In total, millions of personal records were stored by the government - and that's just in the 2004 trial run of Secure Flight. The TSA plans to roll out the full version in 2006, monitoring everyone who flies in the United States.

EFF's Reverse-engineering of Secure Flight

We want to know more about how Secure Flight works - and find out just what records this government department has been gathering on the American public.

We've been asking our members to request their current files from TSA by exercising their rights under the Privacy and Freedom of Information Acts. From the agency responses, we're building our own profile: a map of Secure Flight's files, fields and their flaws.

The Story So Far:

September and November 2004

TSA orders the nation's airlines to hand over passenger records for domestic flights completed in June 2004. Over 60 carriers comply, providing around 15 million records.

May 8, 2005

Four Alaskans send TSA Privacy Act requests for their Secure Flight records.

June 22, 2005

TSA replies, saying that it is unable to find any information on the Alaskans.

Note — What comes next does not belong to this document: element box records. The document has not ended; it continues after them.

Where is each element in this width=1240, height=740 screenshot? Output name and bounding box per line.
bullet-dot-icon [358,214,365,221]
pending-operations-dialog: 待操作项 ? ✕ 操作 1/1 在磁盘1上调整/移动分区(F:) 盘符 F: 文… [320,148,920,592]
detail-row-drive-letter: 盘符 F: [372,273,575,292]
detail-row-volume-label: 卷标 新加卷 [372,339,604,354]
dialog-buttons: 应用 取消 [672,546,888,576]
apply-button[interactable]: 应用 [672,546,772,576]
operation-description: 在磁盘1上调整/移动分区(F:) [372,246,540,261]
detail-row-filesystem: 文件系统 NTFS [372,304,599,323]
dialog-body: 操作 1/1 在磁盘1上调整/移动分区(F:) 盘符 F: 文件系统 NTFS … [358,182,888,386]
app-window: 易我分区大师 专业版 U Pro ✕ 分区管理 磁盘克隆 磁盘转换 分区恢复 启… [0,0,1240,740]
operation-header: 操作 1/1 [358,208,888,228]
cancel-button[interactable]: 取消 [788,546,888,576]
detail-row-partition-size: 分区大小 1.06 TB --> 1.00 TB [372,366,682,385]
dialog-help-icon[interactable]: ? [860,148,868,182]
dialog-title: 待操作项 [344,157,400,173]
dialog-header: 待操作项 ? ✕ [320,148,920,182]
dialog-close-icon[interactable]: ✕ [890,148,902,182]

On the same day, TSA announces that it is destroying data collected during the trial.

June 29, 2005

The Alaskan Four write to the TSA demanding it preserve PDF the commercial data until the search for their files is complete.

August 2005

EFF puts out an action alert urging members of the public to request the information collected about themselves by the TSA under the Privacy and Freedom of Information (FOIA) Acts. EFF asks people writing in for their information to request that all commercial data be preserved from deletion for closer examination.

September 9th

TSA announce that they will no longer be deleting commercial data "in connection with ... the resolution of the multiple Privacy Act and Freedom of Information Act requests that have been directed to the agency."

The same day, TSA drafts a standard response PDF to go out to everyone who had made a request for their records. Among many revealing statements in this standard response, TSA claim that Secure Flight does not yet have the capability to perform "a simple computer search to locate responsive records."

To help with the difficult process of using a passenger screening database to uncover passenger records, TSA's official response asks for yet more information - including the telephone number of the inquirer, the dates of travel, and proof of American citizenship or permanent residency.

Early September

People who sent in the requests for information receive copies of the September 9th response. A month after the original request, TSA asserts that requestors have just ten days to reply or it it will "administratively close the request." No such time limit is defined in either FOIA or Privacy Act law.

September 23, 2005

EFF advises requesters to send one of two replies. Half of the inquirers provide fuller information for TSA to continue their search. The other half challenge TSA's reasoning. Is it really so hard for TSA to use its own database? Or are they merely dragging their feet?